Das symbiotische Zusammenleben dieser Schlauchpilzarten mit dem Baum ist eine ausgeklügelte Sache: Die feinen Pilzfäden der Trüffel verknüpfen sich mit den Wurzel-
enden des Wirtsbaumes und ermöglichen so einen Nährstoffaustausch. Der Pilz verbessert durch seine wollige Struktur und die langen Hyphenfäden die Wurzeloberfläche und die Bodenerschliessung des Trüffelbaums, wodurch der Wirt mehr Nährstoffe und Wasser aufnehmen kann. Der Trüffelbaum wiederum gibt dem Pilz Kohlenhydrate (überwiegend einfache Zucker) ab, die der Pilz nicht selbst herstellen kann. Dadurch entsteht eine Win-win-Situation für beide Organismen. 

«Es ist wichtig, dass Sammler darauf achten, dass sie die Böden nicht zu durchlöchert zurücklassen. Dies kann das feine Pilzgeflecht im Boden beeinträchtigen. Aber grundsätzlich wollen die Pilze von Tieren gefunden werden damit ihre Sporen weiterverbreitet werden, und sie sich genetisch erneuern können. Darum riechen Trüffeln auch so stark», erklärt Martina Peter. Wer sich also mit Sorgfalt und einigem Vorwissen auf Trüffelsuche begibt, der findet den Edelpilz fast das ganze Jahr über. Die Trüffelsaison ist je nach Trüffelart und Region, wo diese gedeiht, sehr unterschiedlich und präzise kaum anzugeben. Das Wachstum ist zudem stark witterungsabhängig.

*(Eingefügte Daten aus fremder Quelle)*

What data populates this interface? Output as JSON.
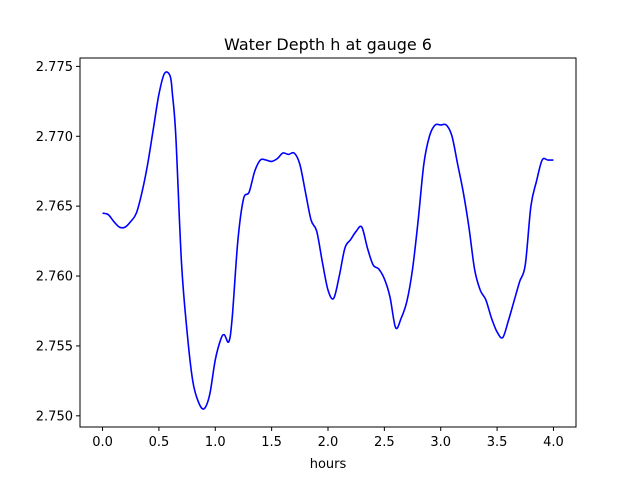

In den letzten Jahren sind in der Schweiz grössere Trüffelplantagen entstanden. Viele befindet sich in der Westschweiz und im Mittelland. Hierzulande werden insbesondere Burgunder-Trüffeln, Wintertrüffeln und Frühlingstrüffeln angebaut. Der kontrollierte Anbau hat aber vor allem in Südeuropa eine jahrzehntelange Tradition. Den Franzosen 
ist vor rund zwei Jahren ein echter Durchbruch gelungen: Nach neun Jahren 
Forschung haben es Wissenschaftler des nationalen Instituts für Agrarforschung (INRAE) in Zusammenarbeit mit einer Baumschule im Departement Hautes-Alpes erstmals geschafft, weisse Trüffeln zu züchten. Damit könnte ihr Anbau bald überall möglich sein. Bis der gezüchtete Pilz allerdings auf den Markt kommt, dauert es noch ein 
paar Jahre. Denn gehandelt werden vorerst lediglich die mit den Sporen des Pilzes beimpften Eichensetzlinge.